Малгося задумалась и сказала:
— Ну, хорошо! Я буду стараться брать с нее пример. А ты, мамочка, будешь называть меня иногда своей Уршулькой?
Мама обняла Малгосю. Интересно знать, сдержит ли Малгося свое обещание.
ПОСЛЕДНЯЯ КУКЛА
Письмо Гани к Юлечке
— Знаешь, Юлечка? Я уже не играю в куклы! Только ты не думай, что я стала слишком серьезна. Я — и серьезность! Ха, ха, ха! Как это смешно! Спроси об этом моего брата Франка, с которым мы лазим на деревья, как коты, и кувыркаемся не хуже, чем Франковы паяцы… Только — тст!.. Не слышала ли тетя? Она бы ужасно огорчилась. Тетя говорит, что я всегда буду ребенком и, говоря это, вздыхает. Может, это и в самом деле грустно, что маленькие девочки не носят сразу очков, не нюхают табак, но если б ты знала, Юлечка, как мне хорошо, как легко, как весело, когда я хорошенько напрыгаюсь, набегаюсь, напроказничаю. А мне ведь уже 12 лет! Тетя говорит, что в эти годы нужно быть благоразумной. Еще несколько лет и меня оденут в длинное платье, наденут корсет, башмаки на высоких каблуках, причешут мне волосы по-модному, дадут в руки веер и я буду взрослой барышней.
— Вы много веселитесь на праздниках?
— Я? Очень!.. А вы?
— Я тоже! Ничего не делаю и бываю только на балах!
— Точно так же, как и я.
— И вечно шью себе новые платья.
— Точь-в-точь, как я!
— И так мне все это наскучило!
— И мне!
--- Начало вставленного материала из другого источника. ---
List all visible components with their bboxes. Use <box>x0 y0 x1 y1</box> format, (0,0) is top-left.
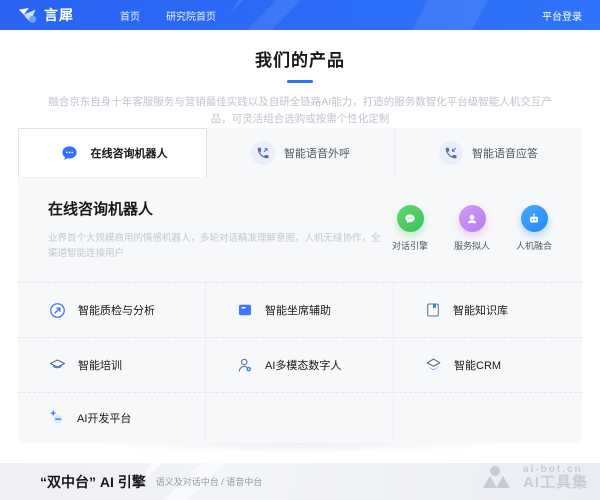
capability-label: AI开发平台 <box>77 410 131 426</box>
tab-voice-outbound[interactable]: 智能语音外呼 <box>207 128 395 178</box>
capability-label: 智能CRM <box>454 357 501 373</box>
knowledge-book-icon <box>424 301 442 319</box>
capability-training[interactable]: 智能培训 <box>18 337 206 392</box>
top-nav-links: 首页 研究院首页 <box>120 8 216 23</box>
capability-knowledge-base[interactable]: 智能知识库 <box>394 282 582 337</box>
engine-title: “双中台” AI 引擎 <box>40 472 146 492</box>
capability-label: 智能质检与分析 <box>78 302 155 318</box>
watermark-text: ai-bot.cn AI工具集 <box>523 464 588 492</box>
capability-label: 智能坐席辅助 <box>265 302 331 318</box>
dialog-engine-icon <box>397 205 424 232</box>
digital-human-icon <box>236 356 254 374</box>
phone-inbound-icon <box>439 141 463 165</box>
platform-login-link[interactable]: 平台登录 <box>542 8 582 23</box>
grid-empty-cell <box>206 392 394 443</box>
section-description: 融合京东自身十年客服服务与营销最佳实践以及自研全链路AI能力，打造的服务数智化平… <box>38 94 562 128</box>
human-machine-icon <box>521 205 548 232</box>
quality-compass-icon <box>48 301 67 320</box>
panel-description: 业界首个大规模商用的情感机器人，多轮对话精准理解意图，人机无缝协作，全渠道智能连… <box>48 231 388 261</box>
capability-agent-assist[interactable]: 智能坐席辅助 <box>206 282 394 337</box>
top-nav-bar: 言犀 首页 研究院首页 平台登录 <box>0 0 600 30</box>
agent-assist-monitor-icon <box>236 301 254 319</box>
nav-item-research-home[interactable]: 研究院首页 <box>166 8 216 23</box>
tab-label: 智能语音应答 <box>472 145 538 161</box>
chat-bubble-icon <box>58 141 82 165</box>
grid-empty-cell <box>394 392 582 443</box>
capability-grid: 智能质检与分析 智能坐席辅助 智能知识库 <box>18 282 582 443</box>
tab-label: 智能语音外呼 <box>284 145 350 161</box>
panel-highlights: 对话引擎 服务拟人 人机融合 <box>384 205 560 252</box>
online-robot-panel: 在线咨询机器人 业界首个大规模商用的情感机器人，多轮对话精准理解意图，人机无缝协… <box>18 178 582 443</box>
products-hero: 我们的产品 融合京东自身十年客服服务与营销最佳实践以及自研全链路AI能力，打造的… <box>0 30 600 128</box>
capability-label: 智能知识库 <box>453 302 508 318</box>
tab-voice-answer[interactable]: 智能语音应答 <box>395 128 582 178</box>
ai-platform-sparkle-icon <box>48 409 66 427</box>
service-persona-icon <box>459 205 486 232</box>
capability-digital-human[interactable]: AI多模态数字人 <box>206 337 394 392</box>
brand-name: 言犀 <box>44 5 74 25</box>
highlight-human-machine: 人机融合 <box>508 205 560 252</box>
section-divider <box>0 443 600 463</box>
capability-crm[interactable]: 智能CRM <box>394 337 582 392</box>
product-tabs: 在线咨询机器人 智能语音外呼 智能语音应答 <box>18 128 582 178</box>
title-underline <box>287 80 313 83</box>
highlight-label: 服务拟人 <box>454 239 490 252</box>
highlight-label: 人机融合 <box>516 239 552 252</box>
section-title: 我们的产品 <box>0 46 600 71</box>
highlight-dialog-engine: 对话引擎 <box>384 205 436 252</box>
yanxi-logo-icon <box>18 7 38 24</box>
highlight-label: 对话引擎 <box>392 239 428 252</box>
ai-bot-logo-icon <box>482 464 516 492</box>
engine-subtitle: 语义及对话中台 / 语音中台 <box>156 475 263 488</box>
crm-layers-icon <box>424 356 443 375</box>
brand[interactable]: 言犀 <box>18 5 74 25</box>
tab-online-consult-robot[interactable]: 在线咨询机器人 <box>18 128 207 178</box>
tab-label: 在线咨询机器人 <box>91 145 168 161</box>
phone-outbound-icon <box>251 141 275 165</box>
capability-quality-analysis[interactable]: 智能质检与分析 <box>18 282 206 337</box>
watermark: ai-bot.cn AI工具集 <box>482 464 588 492</box>
capability-label: 智能培训 <box>78 357 122 373</box>
capability-ai-dev-platform[interactable]: AI开发平台 <box>18 392 206 443</box>
training-cap-icon <box>48 356 67 375</box>
nav-item-home[interactable]: 首页 <box>120 8 140 23</box>
capability-label: AI多模态数字人 <box>265 357 341 373</box>
watermark-name: AI工具集 <box>523 475 588 492</box>
highlight-service-persona: 服务拟人 <box>446 205 498 252</box>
И мне!
Ах, Юлечка, я плакать готова, когда подумаю об этом!
Прощай, мое короткое платье! Прощайте, мои грубые ботинки, мои волосы, торчащие щеткой, мои загоревшие руки!
Прощай, свобода! Не будет уж тогда на свете черной, худой шалуньи, не будет на свете этого шалопая, как меня папа называет, не будет Гани!
Будет «барышня» — несносное, дрессированное существо, которому я уже теперь готова показать в зеркале язык.
Ах, да! О чем это я хотела говорить? Да! Я больше не играю со своей куклой! Ты знала моих кукол? Кроме куклы Малюси, тетя купила мне еще другую, которую Франек назвал Дидоной. У нее было белое платье, распущенные волосы и поднятые к небу глаза. Но, чтобы она совсем походила на героиню, Франек приколол ей булавкой правую руку к сердцу так, как держит ее жена судьи, когда она декламирует. Так я тебе скажу откровенно, только тебе одной, что обе эти куклы мне совсем опротивели. Малюся вечно смеялась, а Дидона была похожа на двадцать два несчастия. Чего ты смеешься? — спрашивала я не раз у Малюси. Разве ты не видишь, что папа сегодня грустен, что у меня урок дурно прошел, что по дороге идет старик-калека на костылях, что солнце закрыто тучами? А она все держится за бока и улыбается! И в другой раз во всем Божьем мире и во мне самой так весело, день такой чудный, весенний, птички поют, цветы благоухают, солнышко ярко светит, песни сами так и просятся из груди, а у моей Дидоны с рукой, прижатой к сердцу и с поднятыми вверх глазами, такой вид, точно она возвращается с похорон.